Saturday 8 March 2008

Works That Need No Defending

I have a few issues with Sir Roger Norrington as a conductor. His evangelical and fundamentalist approach to banning vibrato ( I've always been a creature of compromise and moderation ) and some of his more ingratiating behaviour on the podium. But I am prepared to forget about all that for the wonderful introduction he writes in the booklet notes to this cd in which he pays tribute to Ralph Vaughan Williams.
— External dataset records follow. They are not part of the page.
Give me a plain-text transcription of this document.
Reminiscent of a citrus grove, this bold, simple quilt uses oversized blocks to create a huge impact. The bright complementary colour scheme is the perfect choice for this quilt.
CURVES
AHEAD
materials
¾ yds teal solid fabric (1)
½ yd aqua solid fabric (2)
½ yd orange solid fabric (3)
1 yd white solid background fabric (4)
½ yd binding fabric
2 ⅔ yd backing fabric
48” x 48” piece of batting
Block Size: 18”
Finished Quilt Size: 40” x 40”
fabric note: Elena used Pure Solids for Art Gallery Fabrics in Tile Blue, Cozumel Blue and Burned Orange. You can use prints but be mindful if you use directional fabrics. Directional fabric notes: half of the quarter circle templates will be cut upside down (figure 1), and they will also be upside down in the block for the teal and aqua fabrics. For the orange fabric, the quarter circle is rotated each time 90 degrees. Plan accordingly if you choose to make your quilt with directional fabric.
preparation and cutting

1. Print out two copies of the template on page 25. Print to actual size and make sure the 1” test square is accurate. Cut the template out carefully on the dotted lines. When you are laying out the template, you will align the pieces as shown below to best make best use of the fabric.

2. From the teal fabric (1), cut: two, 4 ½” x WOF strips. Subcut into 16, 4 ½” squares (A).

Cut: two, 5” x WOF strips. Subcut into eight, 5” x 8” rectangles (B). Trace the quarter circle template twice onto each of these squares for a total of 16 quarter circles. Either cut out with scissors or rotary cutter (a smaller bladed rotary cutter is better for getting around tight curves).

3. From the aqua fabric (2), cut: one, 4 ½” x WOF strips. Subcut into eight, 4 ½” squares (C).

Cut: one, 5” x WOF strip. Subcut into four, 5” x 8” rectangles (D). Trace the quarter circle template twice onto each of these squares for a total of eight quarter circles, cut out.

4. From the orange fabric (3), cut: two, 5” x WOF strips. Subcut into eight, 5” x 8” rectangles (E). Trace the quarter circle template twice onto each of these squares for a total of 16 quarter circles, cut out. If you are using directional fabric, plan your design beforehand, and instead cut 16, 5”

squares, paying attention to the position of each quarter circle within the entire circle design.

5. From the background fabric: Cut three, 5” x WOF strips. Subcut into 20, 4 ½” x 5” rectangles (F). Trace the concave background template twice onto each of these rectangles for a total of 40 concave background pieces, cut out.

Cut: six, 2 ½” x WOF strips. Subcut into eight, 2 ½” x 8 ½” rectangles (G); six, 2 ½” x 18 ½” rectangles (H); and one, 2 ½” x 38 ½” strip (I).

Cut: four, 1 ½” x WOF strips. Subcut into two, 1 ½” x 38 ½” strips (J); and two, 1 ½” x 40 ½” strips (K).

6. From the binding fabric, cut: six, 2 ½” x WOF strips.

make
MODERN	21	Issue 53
The entire piece would bear repeating but a couple of snippets; following an anecdote about the eighty year old VW kissing all the female members of the cast of Sir John In Love prior to going home on the underground, Norrington writes that "these were important clues to the composer as well as to the man who was passionate and idealistic, a natural socialist and man of the people; a marvellously individual composer who just happened to be English but chose his tonalities as freely as Debussy and Ravel and his rhythms as deftly as Stravinsky and Bartok; he may have worn tweed and liked cream buns but his soul was ablaze with glory, pity and anger; he was the greatest man I am ever likely to meet." I quote these remarks at length here since the disk in question is of Symphony No 5 and Symphony No 3 ( Pastoral ) performed by the London Philharmonic Orchestra under Norrington and the two symphonies most likely to be pilloried with the ill considered "cow looking over a gate" criticism. The packaging can't resist a cover photograph of rolling English countryside but to any careful listener it is clear that the symphonies concern much more than a nostalgic depiction of a fading era. And anyway, what's wrong with a little beautiful and evocative orchestral scoring ? Happily, I think a stage has been reached when it is no longer necessary to defend aspects of VW's output from these criticisms.